Schweisberger’s parents still live in the Raytown home where he grew up. Schweisberger lived in a working-class neighborhood and attended Raytown South, where he excelled as a two-sport athlete. He played basketball for famous Raytown South basketball coach Bud Lathrop and former football coach Kelly Donohoe, who now coaches at Blue Springs High School.
Schweisberger also stood out in the classroom. When he broached the idea of applying to go to Harvard, his parents encouraged it.
“My parents never took anything off the table for me,” Schweisberger said. “They said, ‘If you think you can do something, go do it.’ ”
Schweisberger would find the stately halls of Harvard a distinct departure from his Raytown surroundings.

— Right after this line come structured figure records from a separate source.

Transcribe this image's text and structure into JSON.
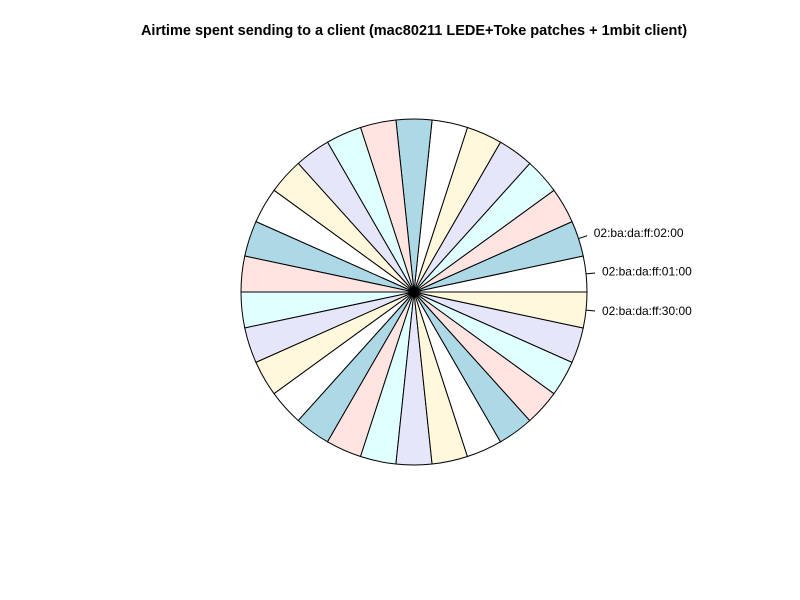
{
  "chart_data": {
    "type": "pie",
    "title": "Airtime spent sending to a client (mac80211 LEDE+Toke patches + 1mbit client)",
    "slice_count": 30,
    "start_angle_deg": 0,
    "direction": "counterclockwise",
    "colors": [
      "#FFFFFF",
      "#ADD8E6",
      "#FFE4E1",
      "#E0FFFF",
      "#E6E6FA",
      "#FFF8DC"
    ],
    "slices": [
      {
        "label": "02:ba:da:ff:01:00",
        "value": 1
      },
      {
        "label": "02:ba:da:ff:02:00",
        "value": 1
      },
      {
        "label": "",
        "value": 1
      },
      {
        "label": "",
        "value": 1
      },
      {
        "label": "",
        "value": 1
      },
      {
        "label": "",
        "value": 1
      },
      {
        "label": "",
        "value": 1
      },
      {
        "label": "",
        "value": 1
      },
      {
        "label": "",
        "value": 1
      },
      {
        "label": "",
        "value": 1
      },
      {
        "label": "",
        "value": 1
      },
      {
        "label": "",
        "value": 1
      },
      {
        "label": "",
        "value": 1
      },
      {
        "label": "",
        "value": 1
      },
      {
        "label": "",
        "value": 1
      },
      {
        "label": "",
        "value": 1
      },
      {
        "label": "",
        "value": 1
      },
      {
        "label": "",
        "value": 1
      },
      {
        "label": "",
        "value": 1
      },
      {
        "label": "",
        "value": 1
      },
      {
        "label": "",
        "value": 1
      },
      {
        "label": "",
        "value": 1
      },
      {
        "label": "",
        "value": 1
      },
      {
        "label": "",
        "value": 1
      },
      {
        "label": "",
        "value": 1
      },
      {
        "label": "",
        "value": 1
      },
      {
        "label": "",
        "value": 1
      },
      {
        "label": "",
        "value": 1
      },
      {
        "label": "",
        "value": 1
      },
      {
        "label": "02:ba:da:ff:30:00",
        "value": 1
      }
    ]
  }
}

His first semester, he took a class in social justice. At the same time, janitors at Harvard were on strike. While fellow classmates sympathized with the plight of the janitors, they also pitied them for the work they did. Schweisberger, who worked as a janitor during high school, took a different view.
“They were kind of talking down to the janitors — how could they possibly be happy?” Schweisberger said. “I said, ‘I’m a janitor, I worked with janitors. They can be happy.’
“You can overlook people and put people in boxes and not learn from them.”
Schweisberger graduated with a degree in psychology in 2005, just as fellow Harvard grad Mark Zuckerberg’s Facebook site was getting off the ground.
Schweisberger opted to go to South Korea to teach English before he worked for Husch Blackwell and eventually for Pramata.
Pramata’s technology scans written contracts and digitizes them to make key points of information more accessible. For clients like CenturyLink and Medtronic, it allows them easier access to contract information like renewal dates and discounts, things that are easy to track with just a few customers but becomes cumbersome with thousands of them.
The company sought an office outside of San Francisco — “I don’t know if you’ve heard, it’s really expensive in the Bay Area” he says — and took Schweisberger’s idea to start up in Kansas City. It worked out for his family; he’s closer to his parents, and his wife landed a job at Children’s Mercy. All because he asked for a job.